Stand in front of the Ohio State Reformatory today and you might have a hard time believing it once operated as a maximum-security prison. With its soaring French château-like spires, intricate brickwork and stained glass windows, the late-19th-century building looks more like a grand hotel that once housed the rich and famous.
But walk through its long, institutional hallways, past the massive cells with their rusting barred doors and dirty, sagging bunks, and you just might recall the bleak, hopeless prison of the 1994 film The Shawshank Redemption, shot here in 1993 and celebrating its 20th anniversary this year. Starring Tim Robbins and Morgan Freeman, the movie follows a man falsely convicted of murder on his decades-long quest for freedom and redemption.
As you stroll the reformatory’s corridors, you might think you hear the clanking of cell doors and prisoners’ cries too. For believers, the former prison in the city of Mansfield, Ohio, is one of the most haunted spots in the United States. It’s a place where the ghosts of abused inmates and staff with heavy consciences roam the halls, moving equipment and slamming doors. Indeed, even without ghosts, the building’s crumbling walls, peeling paint and cracked windows are eerie enough to provoke chills.
The building opened in 1896 with the goal of offering young male non-violent first-time offenders the chance of rehabilitation, rather than condemning them to the state penitentiary in Columbus. The community was so proud of its new, progressive institution that the local Rickland Shield and Banner newspaper declared the groundbreaking “Mansfield’s Greatest Day”, lauding the reformatory for its steps toward prison reform.
“There was a charter school on the grounds and inmates [were] trained in everything from woodwork to farming,” said Ron Puff, one of the reformatory’s head tour guides. “They even produced their own food.” At first, recidivism rates among former inmates were as low as 10% to 15%, Puff said. “But laws changed and that system fell apart and it became more of a [standard] prison,” he added.
In the 1970s, in fact, the reformatory was declared a maximum-security prison and it developed a reputation for what activists called brutalising, inhumane conditions. “The Hole” made famous by The Shawshank Redemption was based on a real place: an area where inmates who were deemed in need of more severe punishment were placed in solitary confinement and made to sleep on concrete floors. Today, you can climb down into the guts of the reformatory and visit the Hole. Even years after the last prisoner left, it evokes a cold, dark horror.
When the reformatory finally ceased operation in 1990, after decades of protests, Ohio state officials wanted to tear it down. But before that could happen, Shawshank location scouts took an interest in the building, drawn to its architecture – a combination of Victorian Gothic, Richardsonian Romanesque and Queen Anne that includes high, arched windows and elegant turrets. It was because of Shawshank, Puff said, that the building was saved.
“Fortunately, after the movie was made, [preservationists] were able to talk with the state who determined that the front half of the building, containing cellblocks and the administration area, would not be torn down,” Puff said.
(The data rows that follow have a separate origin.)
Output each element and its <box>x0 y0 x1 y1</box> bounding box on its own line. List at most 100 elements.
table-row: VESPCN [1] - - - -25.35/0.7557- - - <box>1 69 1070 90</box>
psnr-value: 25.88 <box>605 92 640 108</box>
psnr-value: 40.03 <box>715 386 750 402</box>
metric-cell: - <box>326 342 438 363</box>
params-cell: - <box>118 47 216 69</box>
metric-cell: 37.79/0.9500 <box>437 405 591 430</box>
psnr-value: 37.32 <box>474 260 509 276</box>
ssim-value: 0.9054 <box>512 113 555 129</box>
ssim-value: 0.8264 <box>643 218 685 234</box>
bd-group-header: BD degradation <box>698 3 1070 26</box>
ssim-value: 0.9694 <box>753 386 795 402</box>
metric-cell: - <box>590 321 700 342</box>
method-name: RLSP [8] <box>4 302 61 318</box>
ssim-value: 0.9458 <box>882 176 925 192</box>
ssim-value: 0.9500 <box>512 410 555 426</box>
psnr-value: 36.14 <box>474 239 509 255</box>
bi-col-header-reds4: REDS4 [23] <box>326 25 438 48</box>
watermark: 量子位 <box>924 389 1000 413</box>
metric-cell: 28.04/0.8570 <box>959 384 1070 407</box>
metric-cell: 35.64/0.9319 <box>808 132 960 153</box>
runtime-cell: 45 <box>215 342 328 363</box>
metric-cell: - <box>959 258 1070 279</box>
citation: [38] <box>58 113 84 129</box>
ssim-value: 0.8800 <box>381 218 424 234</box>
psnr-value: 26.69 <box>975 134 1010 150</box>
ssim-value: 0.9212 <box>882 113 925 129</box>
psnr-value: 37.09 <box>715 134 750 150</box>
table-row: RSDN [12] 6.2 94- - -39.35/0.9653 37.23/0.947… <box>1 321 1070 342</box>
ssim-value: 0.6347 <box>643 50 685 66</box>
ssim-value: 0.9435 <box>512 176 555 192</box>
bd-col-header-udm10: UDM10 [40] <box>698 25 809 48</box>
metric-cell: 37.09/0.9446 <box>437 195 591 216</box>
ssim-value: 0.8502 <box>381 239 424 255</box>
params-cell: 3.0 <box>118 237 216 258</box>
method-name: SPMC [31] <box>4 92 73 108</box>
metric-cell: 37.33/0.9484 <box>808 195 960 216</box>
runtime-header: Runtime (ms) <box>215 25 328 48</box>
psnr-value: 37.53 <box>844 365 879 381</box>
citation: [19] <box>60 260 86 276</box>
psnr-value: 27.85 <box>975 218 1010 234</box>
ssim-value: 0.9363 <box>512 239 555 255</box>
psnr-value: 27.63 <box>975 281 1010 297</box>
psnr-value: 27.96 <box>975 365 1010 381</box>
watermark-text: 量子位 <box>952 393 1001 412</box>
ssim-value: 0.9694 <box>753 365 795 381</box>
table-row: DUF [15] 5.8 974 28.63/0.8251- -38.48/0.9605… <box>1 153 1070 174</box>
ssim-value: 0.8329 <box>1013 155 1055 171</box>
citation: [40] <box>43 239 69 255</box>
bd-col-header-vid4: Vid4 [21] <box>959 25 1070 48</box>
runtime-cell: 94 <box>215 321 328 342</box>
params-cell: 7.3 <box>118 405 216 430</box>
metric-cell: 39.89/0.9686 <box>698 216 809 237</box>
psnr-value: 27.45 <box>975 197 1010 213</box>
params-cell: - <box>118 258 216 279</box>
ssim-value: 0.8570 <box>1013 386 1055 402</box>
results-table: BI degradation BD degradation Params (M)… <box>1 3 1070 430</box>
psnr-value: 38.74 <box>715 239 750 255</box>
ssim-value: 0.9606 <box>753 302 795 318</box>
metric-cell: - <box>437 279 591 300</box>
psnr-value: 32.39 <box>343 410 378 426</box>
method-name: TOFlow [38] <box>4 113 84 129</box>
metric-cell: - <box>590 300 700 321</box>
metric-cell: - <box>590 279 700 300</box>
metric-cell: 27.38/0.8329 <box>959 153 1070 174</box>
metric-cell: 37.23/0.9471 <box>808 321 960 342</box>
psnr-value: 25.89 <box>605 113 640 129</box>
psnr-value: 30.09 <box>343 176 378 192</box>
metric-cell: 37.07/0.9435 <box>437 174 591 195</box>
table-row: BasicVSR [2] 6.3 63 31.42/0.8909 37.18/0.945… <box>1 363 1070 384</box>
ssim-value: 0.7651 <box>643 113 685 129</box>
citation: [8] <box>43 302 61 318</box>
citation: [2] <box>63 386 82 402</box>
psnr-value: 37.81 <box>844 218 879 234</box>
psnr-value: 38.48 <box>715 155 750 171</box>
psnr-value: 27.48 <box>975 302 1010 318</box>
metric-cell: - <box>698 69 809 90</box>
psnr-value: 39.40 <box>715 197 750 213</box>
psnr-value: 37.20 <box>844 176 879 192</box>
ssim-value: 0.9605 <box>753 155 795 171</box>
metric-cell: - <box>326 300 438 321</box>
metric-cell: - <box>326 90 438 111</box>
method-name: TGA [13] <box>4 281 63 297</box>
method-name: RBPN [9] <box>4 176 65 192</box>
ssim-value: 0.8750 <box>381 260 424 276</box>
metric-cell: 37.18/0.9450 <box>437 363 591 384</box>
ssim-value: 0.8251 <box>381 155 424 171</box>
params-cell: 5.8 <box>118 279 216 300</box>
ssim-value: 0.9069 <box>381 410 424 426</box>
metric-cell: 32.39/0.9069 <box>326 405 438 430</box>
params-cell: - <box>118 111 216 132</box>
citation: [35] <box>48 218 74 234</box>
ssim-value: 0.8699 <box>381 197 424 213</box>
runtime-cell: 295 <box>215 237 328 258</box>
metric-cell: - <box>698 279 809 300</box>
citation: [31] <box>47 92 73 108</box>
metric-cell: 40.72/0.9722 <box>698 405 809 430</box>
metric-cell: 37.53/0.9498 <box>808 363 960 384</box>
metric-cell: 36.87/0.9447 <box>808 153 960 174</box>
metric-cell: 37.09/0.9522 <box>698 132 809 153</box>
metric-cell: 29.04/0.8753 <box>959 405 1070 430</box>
A cottage tourism industry has sprung up around the film – and it reaches well beyond the former prison. In and around Mansfield, you can follow a dedicated Shawshank Trail to see Brooks’ halfway house, the old oak tree where Andy buried his fortune and the woods where, in the movie’s opening scene, Andy sat in his car, clutching a revolver.
But at the centre of it all, of course, is the Ohio State Reformatory and its long history.
“You don’t find buildings built this way any more, especially prisons,” Puff said. "So [preservationists’] goal was to save and preserve this site and the history of reform. They wanted people to remember what we had going here in Mansfield.”
In fact, these days, several of the Mansfield Reformatory Preservation Society’s tour guides are former inmates. “One of them was there in the 1960s,” Puff said. “And another was there in the 1980s, so their tours are a little different because they were in the same cellblocks but under different laws. They can give the history better than most.”
Walking through the bleak cellblocks with someone who once lived there offers a powerful reminder of the building’s past. But now, when the darkness and whispers of restless spirits become too much, visitors can do what prisoners couldn’t – stroll right out the front doors.
The reformatory is open to the public from April to September, offering self-guided overnight ghost hunts and guided tours of the purported paranormal hot spots. Every October, the Mansfield Reformatory Preservation Society hands the prison over to Haunted X, which, for the entire month, transforms the building into a haunted house, complete with actors, props and animatronics.